Resolv's Recovery Triage: $77M Bandaged, USR Still on Crutches at $0.31
Just days after an exploit decided to print 80 million USR tokens like it was running a central bank, Resolv Labs reports that phase one of its recovery operation is, against all odds, not a complete disaster. In a March 25 post on X, the team announced that over $77 million has been redeemed for the allow-listed wallets holding USR before the hack—covering more than 90% of that group and delivering the "strong progress" they promised, which in crypto terms means the building is still on fire, but the exit signs are lit.
DeFi lender Fluid has confirmed it's already wiped out roughly $70 million of USR-related debt on its BNB and Plasma chains. A governance proposal is now shoveling the remaining positions into a team multisig for final settlement. Fluid is promising a full compensation plan for affected users while sternly assuring everyone its markets are safe and operational, a bit like a pilot announcing everything's fine after the oxygen masks have dropped.
The tokenized-asset platform Midas also took stock of its exposure, with the mAPOLLO token fully cashing out its USR position. Meanwhile, mBASIS and msyrupUSDp—which had no direct USR exposure—decided to pull their Fluid allocations on Plasma anyway, a classic case of "better safe than sorry" after watching your neighbor's house get rekt. Midas says token prices will be updated and instant redemptions will resume once the NAV reports roll in from its strategy managers, who are presumably checking their spreadsheets extra carefully this week.

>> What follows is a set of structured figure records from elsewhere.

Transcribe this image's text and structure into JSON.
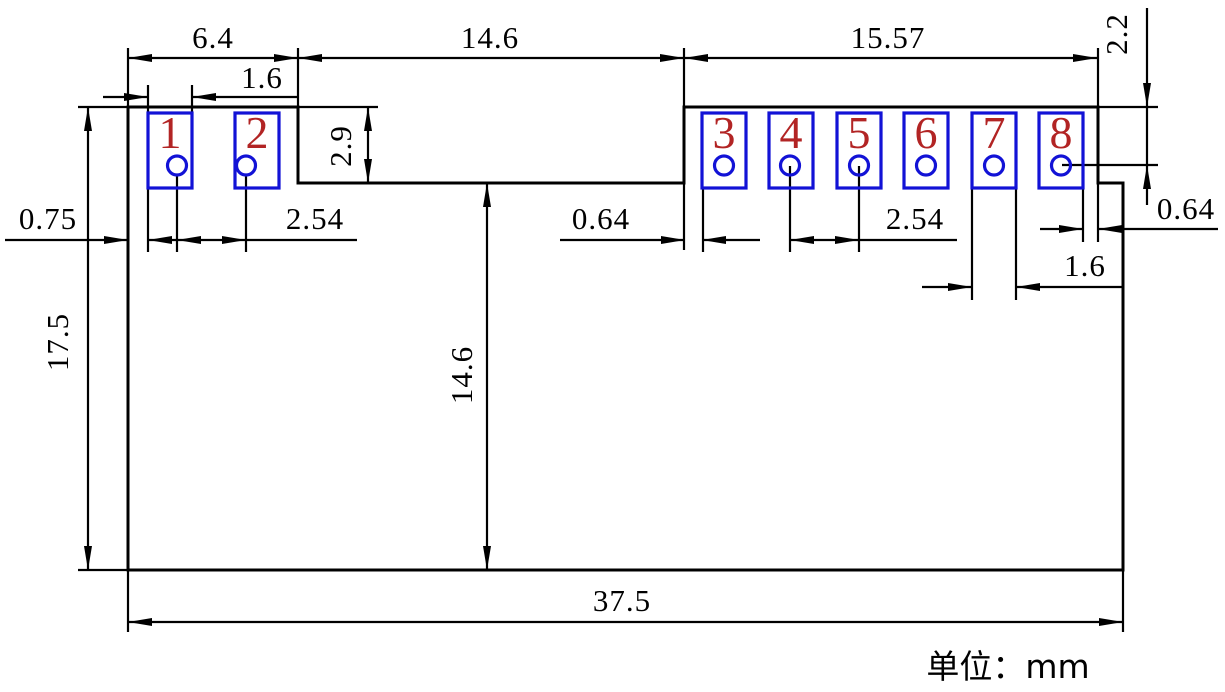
{
  "unit_note": "单位：mm",
  "colors": {
    "outline": "#000000",
    "pad": "#1212d6",
    "pad_number": "#b22424",
    "background": "#ffffff"
  },
  "pads": [
    {
      "number": "1"
    },
    {
      "number": "2"
    },
    {
      "number": "3"
    },
    {
      "number": "4"
    },
    {
      "number": "5"
    },
    {
      "number": "6"
    },
    {
      "number": "7"
    },
    {
      "number": "8"
    }
  ],
  "dims": {
    "left_section_width": "6.4",
    "pad1_width": "1.6",
    "notch_width": "14.6",
    "right_section_width": "15.57",
    "top_to_hole_center": "2.2",
    "edge_to_pad1": "0.75",
    "pad12_hole_pitch": "2.54",
    "notch_to_pad3": "0.64",
    "pad45_hole_pitch": "2.54",
    "pad8_to_edge": "0.64",
    "pad7_width": "1.6",
    "overall_height": "17.5",
    "pad_row_depth": "2.9",
    "notch_to_bottom": "14.6",
    "overall_width": "37.5"
  }
}
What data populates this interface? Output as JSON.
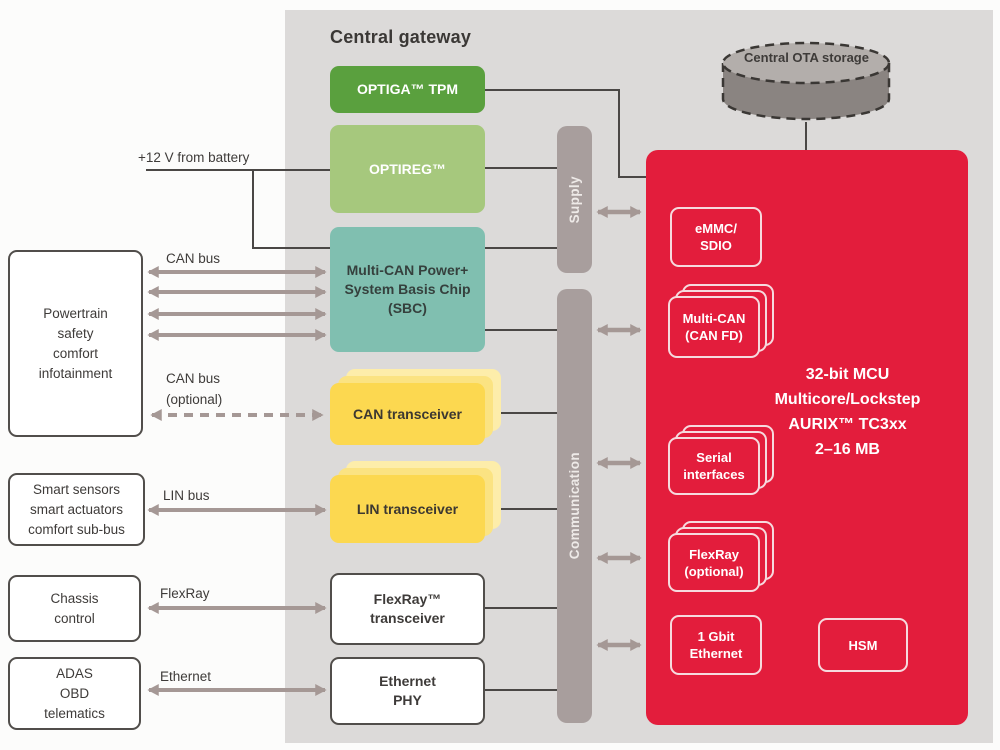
{
  "title": "Central gateway",
  "storage": {
    "label": "Central OTA storage"
  },
  "bus_labels": {
    "battery": "+12 V from battery",
    "can": "CAN bus",
    "can_opt_1": "CAN bus",
    "can_opt_2": "(optional)",
    "lin": "LIN bus",
    "flexray": "FlexRay",
    "ethernet": "Ethernet"
  },
  "left_nodes": [
    {
      "id": "powertrain",
      "lines": [
        "Powertrain",
        "safety",
        "comfort",
        "infotainment"
      ]
    },
    {
      "id": "smart",
      "lines": [
        "Smart sensors",
        "smart actuators",
        "comfort sub-bus"
      ]
    },
    {
      "id": "chassis",
      "lines": [
        "Chassis",
        "control"
      ]
    },
    {
      "id": "adas",
      "lines": [
        "ADAS",
        "OBD",
        "telematics"
      ]
    }
  ],
  "gateway": {
    "optiga": "OPTIGA™ TPM",
    "optireg": "OPTIREG™",
    "sbc_lines": [
      "Multi-CAN Power+",
      "System Basis Chip",
      "(SBC)"
    ],
    "can_transceiver": "CAN transceiver",
    "lin_transceiver": "LIN transceiver",
    "flexray_transceiver_lines": [
      "FlexRay™",
      "transceiver"
    ],
    "ethernet_phy_lines": [
      "Ethernet",
      "PHY"
    ]
  },
  "bars": {
    "supply": "Supply",
    "communication": "Communication"
  },
  "mcu": {
    "title_lines": [
      "32-bit MCU",
      "Multicore/Lockstep",
      "AURIX™ TC3xx",
      "2–16 MB"
    ],
    "emmc_lines": [
      "eMMC/",
      "SDIO"
    ],
    "multican_lines": [
      "Multi-CAN",
      "(CAN FD)"
    ],
    "serial_lines": [
      "Serial",
      "interfaces"
    ],
    "flexray_lines": [
      "FlexRay",
      "(optional)"
    ],
    "gbit_lines": [
      "1 Gbit",
      "Ethernet"
    ],
    "hsm": "HSM"
  },
  "colors": {
    "panel_bg": "#dcdad9",
    "red": "#e31d3c",
    "green_dark": "#5aa03e",
    "green_light": "#a6c87d",
    "teal": "#80bfb0",
    "yellow": "#fcd850",
    "yellow_mid": "#fbe382",
    "yellow_light": "#fdedaa",
    "bar_gray": "#a89e9d",
    "arrow_gray": "#a59895",
    "wire_dark": "#4a4745",
    "cylinder_top": "#b3aeab",
    "cylinder_body": "#8a8481",
    "text_dark": "#3e3b39"
  }
}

Gauntlet, another platform caught in the blast radius, has signaled it's drafting its own compensation plan, because in DeFi, everyone gets to write their own version of the "we're sorry" song.
Despite this redemption sprint that would make an Olympian proud, USR—a collateralized stablecoin supposedly pegged to the dollar—remains firmly in the discount bin, trading around $0.31. It's up about 38% in the last 24 hours, a classic dead cat bounce that's still miles from the promised land of a dollar. Its market cap has deflated from roughly $78 million to $55.2 million since the incident, a brutal haircut no barber would charge for. The attacker is still ignoring a 72-hour ultimatum to return 90% of the $25 million in converted funds; the deadline expires on Thursday, March 26, after which Resolv threatens to "escalate," which in this space usually means moving from angry tweets to slightly angrier legal letters.
Resolv Labs is now focused on finishing this round of redemptions before moving to the next recovery phases for remaining users, hoping to stitch the stablecoin's fortunes back together—a task requiring more thread than a grandma's sewing kit.